7 September 2018 Kate Palmer

Responding quickly to damage caused by storms is something you need to be good at on the West Coast and there is an increasing requirement to build in resilience following storm events, which are set to become more frequent and extreme with climate change.


Not only is WSP Opus an international leader in designing infrastructure that’s resilient to the impacts of climate change, on the ground they have the local expertise to deliver innovative solutions and are prepared to get their hands dirty on repair efforts.

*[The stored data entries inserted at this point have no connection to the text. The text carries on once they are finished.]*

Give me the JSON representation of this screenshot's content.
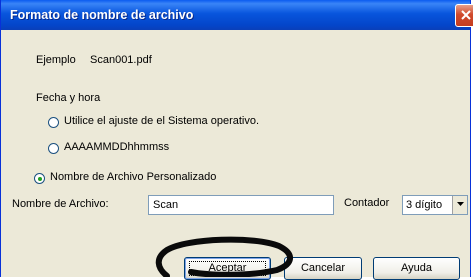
{
  "dialog": {
    "title": "Formato de nombre de archivo"
  },
  "example": {
    "label": "Ejemplo",
    "value": "Scan001.pdf"
  },
  "date_group": {
    "label": "Fecha y hora",
    "options": [
      {
        "label": "Utilice el ajuste de el Sistema operativo.",
        "selected": false
      },
      {
        "label": "AAAAMMDDhhmmss",
        "selected": false
      }
    ]
  },
  "custom": {
    "label": "Nombre de Archivo Personalizado",
    "selected": true,
    "filename_label": "Nombre de Archivo:",
    "filename_value": "Scan",
    "counter_label": "Contador",
    "counter_value": "3 dígito"
  },
  "buttons": {
    "ok": "Aceptar",
    "cancel": "Cancelar",
    "help": "Ayuda"
  },
  "colors": {
    "titlebar": "#0855dd",
    "dialog_bg": "#ece9d8",
    "radio_dot": "#21a121",
    "close_button": "#d04a2c"
  }
}
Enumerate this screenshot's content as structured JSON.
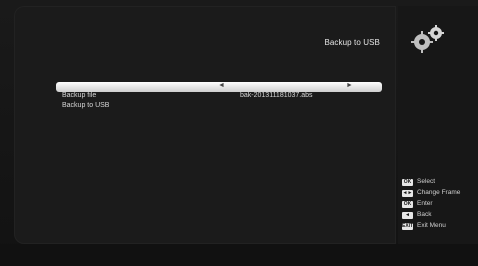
{
  "screen": {
    "title": "Backup to USB"
  },
  "menu": {
    "rows": [
      {
        "label": "",
        "value": "",
        "selected": true
      },
      {
        "label": "Backup file",
        "value": "bak-201311181037.abs"
      },
      {
        "label": "Backup to USB",
        "value": ""
      }
    ]
  },
  "legend": {
    "items": [
      {
        "key": "OK",
        "label": "Select"
      },
      {
        "key": "◄►",
        "label": "Change Frame"
      },
      {
        "key": "OK",
        "label": "Enter"
      },
      {
        "key": "◄",
        "label": "Back"
      },
      {
        "key": "EXIT",
        "label": "Exit Menu"
      }
    ]
  },
  "icons": {
    "settings": "gear-icon"
  },
  "colors": {
    "background": "#1b1b1b",
    "selection": "#ffffff",
    "text": "#d6d6d6"
  }
}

That was certainly the case when torrential rain caused a major slip at Diana Falls in the Haast Pass in 2013, noted as the most complex and hazardous slip in New Zealand. The slip left over 40,000 cubic metres of rock and debris on the highway, and closed State Highway 6 for 11 days, causing significant social and economic impact to local communities.
The NZ Transport Agency engaged WSP Opus to help get the road open as soon as possible, with a workable solution in place in a reasonable timeframe.


There were challenges in abundance. It involved potentially hazardous activities just to keep the road open before remedial works could be started. Then there was the extreme climate of the winter months, complex geology, the remoteness of the site and the ever-present risk of further slips.


The recovery was a massive effort in which WSP Opus played a key role, quickly identifying that if nothing was done, further large falls of rock and soil would continue to affect the highway. Daily helicopter inspections (weather permitting) were carried out by geotechnical engineers to monitor the upper sections of the landslide where significant tension cracks had been observed. It was also recognised that the potential risk to staff on site and the travelling public due to the slip hazard was high, so an effective process was developed to ensure site safety.

Building a rock fence was decided as the most feasible long term option as it manages the falling material, slowing it and allowing to come down the slope in a controlled and safe fashion.


This highly innovative engineering solution turned out to be the most complex rock fall protection system ever seen in the Southern Hemisphere and was designed and delivered by WSP Opus.


Each of the three rock fall protection fences built on the slip face is capable of stopping a boulder weighing up to 16 tonnes (the size of a small car) travelling down the hillside at a speed in excess of 90km/h.


The success of the project delivery was a result of the entire project team, including NZ Transport Agency, WSP Opus and Sicon Fergusson working together to allow the road to permanently reopen to the public.